Related reading: V.I. Lenin: The International Socialist Congress in Stuttgart.

4 Comments
  1. To those imprisoned in the English tongue, “Lenin’s Struggle for a Revolutionary International,” (ed. John Riddell) is an indispensable guide to understanding the splits in the Second International. It takes little imagination to grasp the relevance of those early debates to today’s struggles.

    I have one question: Is there an English translation of the 1907 Stuttgart resolution on labour migration?

    Comradely yours,

    Alec Abbott

    • Dear Alec,
      Thank you for your kind comments. I am not aware of an English translation of the resolution in question. However, it is almost three decades since I researched “Lenin’s Struggle for a Revolutionary International,” and a translation may have been published since that time. The resolution itself is quite short (like all the congress resolutions) and is readily available in both German and French volumes containing congress documents; the references are in LSRI, p. 47, n. 3.
      The Stuttgart congress’s stand against racist immigration laws was reaffirmed by the Communist International (see my forthcoming volume with the proceedings of its 1922 congress) and — as you say — retains all its relevance in our day.
      John

    • There is now at least two English translations of the Stuttgart resolution available on the Web:
      http://classicalmarxismvsimmigration.blogspot.com/2014_04_01_archive.html
      http://weeklyworker.co.uk/worker/1004/border-controls-reactionary-by-nature/

      There is a major weakness, however, in this entire discussion: the failure to distinguish between migration into imperialist countries and migration from imperialist countries into colonies and neo-colonies. For example, while we oppose controls on labor migration by imperialist states, it is perfectly reasonable to support the right of the worker and peasant populations of those [neo-]colonies to oppose migration that amounts to settler colonialism, as was the case with the migration of white workers into apartheid South Africa and of European or North American Jewish workers into Palestine, with the exception of those who were fleeing for their lives from the Nazis. (The latter should have been allowed temporary residency until they could be moved on to the Americas.) But whether or not one agrees with me on the specifics, the distinction should not be ignored.

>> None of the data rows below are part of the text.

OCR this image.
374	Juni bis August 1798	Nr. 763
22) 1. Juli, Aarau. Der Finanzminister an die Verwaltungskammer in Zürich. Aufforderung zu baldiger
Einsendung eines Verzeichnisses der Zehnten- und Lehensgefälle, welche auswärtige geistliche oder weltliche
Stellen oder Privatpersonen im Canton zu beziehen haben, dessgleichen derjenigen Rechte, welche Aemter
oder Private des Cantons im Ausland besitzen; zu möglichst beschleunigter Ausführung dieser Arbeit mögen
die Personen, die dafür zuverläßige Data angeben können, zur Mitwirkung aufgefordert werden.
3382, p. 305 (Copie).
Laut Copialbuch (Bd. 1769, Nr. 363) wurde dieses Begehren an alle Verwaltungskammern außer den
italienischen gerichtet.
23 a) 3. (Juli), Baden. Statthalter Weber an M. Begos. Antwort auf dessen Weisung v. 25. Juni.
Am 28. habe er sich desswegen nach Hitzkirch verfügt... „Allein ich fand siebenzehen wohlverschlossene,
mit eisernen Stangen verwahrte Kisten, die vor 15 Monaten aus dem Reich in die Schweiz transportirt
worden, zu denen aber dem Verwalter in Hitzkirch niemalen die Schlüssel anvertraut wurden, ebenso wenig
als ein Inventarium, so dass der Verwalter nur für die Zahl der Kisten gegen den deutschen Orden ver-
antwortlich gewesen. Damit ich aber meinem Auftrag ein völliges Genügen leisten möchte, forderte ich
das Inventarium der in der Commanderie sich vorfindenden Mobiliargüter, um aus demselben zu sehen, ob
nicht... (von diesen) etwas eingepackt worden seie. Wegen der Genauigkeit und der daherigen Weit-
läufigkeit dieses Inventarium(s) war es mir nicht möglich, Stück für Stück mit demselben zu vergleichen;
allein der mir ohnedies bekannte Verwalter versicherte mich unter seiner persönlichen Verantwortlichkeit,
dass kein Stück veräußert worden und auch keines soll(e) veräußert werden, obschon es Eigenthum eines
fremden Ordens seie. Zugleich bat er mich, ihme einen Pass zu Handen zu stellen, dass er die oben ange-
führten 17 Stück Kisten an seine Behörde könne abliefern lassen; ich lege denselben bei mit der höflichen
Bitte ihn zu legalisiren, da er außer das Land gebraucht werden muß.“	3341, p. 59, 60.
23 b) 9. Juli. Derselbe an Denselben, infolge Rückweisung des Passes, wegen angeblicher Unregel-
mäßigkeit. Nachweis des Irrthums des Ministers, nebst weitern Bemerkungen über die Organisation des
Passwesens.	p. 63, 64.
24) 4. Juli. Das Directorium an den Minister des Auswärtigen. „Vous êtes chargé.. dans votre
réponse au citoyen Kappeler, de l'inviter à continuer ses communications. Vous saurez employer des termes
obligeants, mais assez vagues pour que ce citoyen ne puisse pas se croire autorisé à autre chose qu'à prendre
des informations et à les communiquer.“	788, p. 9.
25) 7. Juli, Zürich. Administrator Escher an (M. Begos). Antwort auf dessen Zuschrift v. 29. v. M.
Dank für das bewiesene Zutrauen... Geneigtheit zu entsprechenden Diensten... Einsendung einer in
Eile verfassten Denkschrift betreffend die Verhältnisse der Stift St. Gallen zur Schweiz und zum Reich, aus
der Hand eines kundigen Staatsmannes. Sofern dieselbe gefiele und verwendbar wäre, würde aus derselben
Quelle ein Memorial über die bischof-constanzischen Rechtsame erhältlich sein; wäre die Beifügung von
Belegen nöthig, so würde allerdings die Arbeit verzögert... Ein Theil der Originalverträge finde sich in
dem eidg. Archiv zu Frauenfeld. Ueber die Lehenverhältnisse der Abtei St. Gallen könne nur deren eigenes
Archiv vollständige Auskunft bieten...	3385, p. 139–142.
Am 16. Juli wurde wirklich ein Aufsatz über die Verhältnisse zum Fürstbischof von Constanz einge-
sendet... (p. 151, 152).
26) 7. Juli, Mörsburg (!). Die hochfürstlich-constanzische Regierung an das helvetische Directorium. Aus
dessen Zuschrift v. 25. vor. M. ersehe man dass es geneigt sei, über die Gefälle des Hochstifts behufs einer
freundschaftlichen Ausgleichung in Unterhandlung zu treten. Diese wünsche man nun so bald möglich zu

      • (I am writing this on 2018/01/17.The above comment was written on or before 2017/05/21.)

        I clearly ignored the fact that migration between countries is not necessarily between imperialist countries and [neo-]colonies, but is often between imperialist countries or between countries that are both oppressed, as well as between countries with other power relationships between their societies. I will not add anything about those situations. Maybe somebody else will.